Running processes protection

As of OS X 10.11, when a process is running, the kernel verifies if the main executable is SIP-protected; if it is, it will stop the user from interfering in its execution, for example by analysing it with a debugger.

SIP protection prevents the Finder process from being attached to a debugger

- SIP protection prevents the Finder process from being attached to a debugger -

SIP also increases protection against attacks that inject libraries by purging environment variables in function calls, invalidating DYDL_LIBRARY_PATH or DYDL_INSERT_LIBRARIES, for example. This measure, together with protection against the debugging of binaries, adds layers of protection against the exploitation of attacks against system processes.
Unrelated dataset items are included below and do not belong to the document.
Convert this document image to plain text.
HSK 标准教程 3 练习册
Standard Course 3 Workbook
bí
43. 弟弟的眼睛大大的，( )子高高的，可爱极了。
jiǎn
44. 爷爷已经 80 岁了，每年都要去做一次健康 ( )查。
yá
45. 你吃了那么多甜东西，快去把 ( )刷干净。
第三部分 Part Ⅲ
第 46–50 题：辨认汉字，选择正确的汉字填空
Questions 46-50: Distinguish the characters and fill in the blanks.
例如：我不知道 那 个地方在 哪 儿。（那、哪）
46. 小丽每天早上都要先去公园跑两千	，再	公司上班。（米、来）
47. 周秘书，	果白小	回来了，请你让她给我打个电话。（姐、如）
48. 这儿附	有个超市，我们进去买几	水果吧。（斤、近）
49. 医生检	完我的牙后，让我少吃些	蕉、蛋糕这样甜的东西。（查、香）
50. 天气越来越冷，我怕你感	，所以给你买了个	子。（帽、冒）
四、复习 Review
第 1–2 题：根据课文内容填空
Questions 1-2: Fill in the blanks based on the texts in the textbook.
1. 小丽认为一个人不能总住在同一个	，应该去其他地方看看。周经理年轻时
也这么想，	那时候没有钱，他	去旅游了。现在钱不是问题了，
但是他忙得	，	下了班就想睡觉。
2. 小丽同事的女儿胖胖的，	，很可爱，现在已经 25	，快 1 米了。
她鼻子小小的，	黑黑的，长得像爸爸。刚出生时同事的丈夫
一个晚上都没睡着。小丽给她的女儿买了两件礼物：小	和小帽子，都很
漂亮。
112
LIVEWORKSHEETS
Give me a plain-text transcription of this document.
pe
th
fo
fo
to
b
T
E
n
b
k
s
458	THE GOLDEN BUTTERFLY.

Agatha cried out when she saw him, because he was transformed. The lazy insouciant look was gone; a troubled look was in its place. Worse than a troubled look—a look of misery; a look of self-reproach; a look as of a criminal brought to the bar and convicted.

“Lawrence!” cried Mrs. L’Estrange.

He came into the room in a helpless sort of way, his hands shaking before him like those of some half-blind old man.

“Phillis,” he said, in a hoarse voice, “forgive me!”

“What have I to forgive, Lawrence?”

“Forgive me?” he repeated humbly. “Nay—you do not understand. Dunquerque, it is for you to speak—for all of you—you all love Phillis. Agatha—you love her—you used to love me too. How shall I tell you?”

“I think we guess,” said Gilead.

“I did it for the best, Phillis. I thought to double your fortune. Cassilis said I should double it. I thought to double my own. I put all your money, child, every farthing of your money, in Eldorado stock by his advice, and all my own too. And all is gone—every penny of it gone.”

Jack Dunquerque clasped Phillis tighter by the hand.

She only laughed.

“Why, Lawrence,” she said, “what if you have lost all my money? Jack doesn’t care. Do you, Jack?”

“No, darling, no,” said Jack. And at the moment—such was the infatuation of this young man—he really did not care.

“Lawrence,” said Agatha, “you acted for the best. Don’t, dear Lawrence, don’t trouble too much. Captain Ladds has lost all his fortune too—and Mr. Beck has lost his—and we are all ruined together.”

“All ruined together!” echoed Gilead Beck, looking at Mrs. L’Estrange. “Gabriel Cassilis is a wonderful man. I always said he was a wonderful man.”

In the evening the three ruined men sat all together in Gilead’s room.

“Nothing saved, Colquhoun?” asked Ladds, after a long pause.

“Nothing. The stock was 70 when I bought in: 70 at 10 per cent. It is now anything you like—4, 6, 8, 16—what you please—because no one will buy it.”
Kernel extension protection

The OS X operating system allows the use of additional functions (kexts), which can be loaded as kernel extensions and integrated into the kernel’s functioning during execution. As of OS X 10.10 Yosemite, it is obligatory to possess a recognised Developer ID signature to develop kexts for loading kernel extensions onto the operating system. However, in Yosemite, through a system start-up parameter, it was possible to deactivate this kernel extension signing and bypass this restriction.

However, this measure has no effect in El Capitan, and the only way of allowing kext extensions without the appropriate signature is through completely disabling SIP from the computer’s recovery mode.

Yosemite

- Yosemite: disabling kext signing. This is not valid in El Capitan -

Back in time: enabling/disabling SIP

The command csrutil is responsible for enabling and disabling SIP, and includes the options: clear, enable, disable, status and netboot.

csrutil Utility for managing SIP

- csrutil Utility for managing SIP. It only allows changes to be made when executed in recovery mode -

To modify the status, it is necessary to boot in recovery mode (R) and run csrutil disable in Terminal as is shown in the following screenshots:

Disabling SIP from computer recovery mode 1

Disabling SIP from computer recovery mode 2

- Disabling SIP from computer recovery mode -

SIP may be a headache for people who prefer to have absolute control over their operating system. If that is the case, the solution is to disable SIP, eliminating all the restrictions the mechanism imposes on the system’s root user.

Is it recommended? Is it absolutely necessary? In short, no. But the freedom of being the system’s lord and master is a privilege that is difficult to let go, and implies one of the premises that sudo and other permission elevations try to remind us of:

  1. Respect the privacy of others.
  2. Think before you type.
  3. With great power comes great responsibility.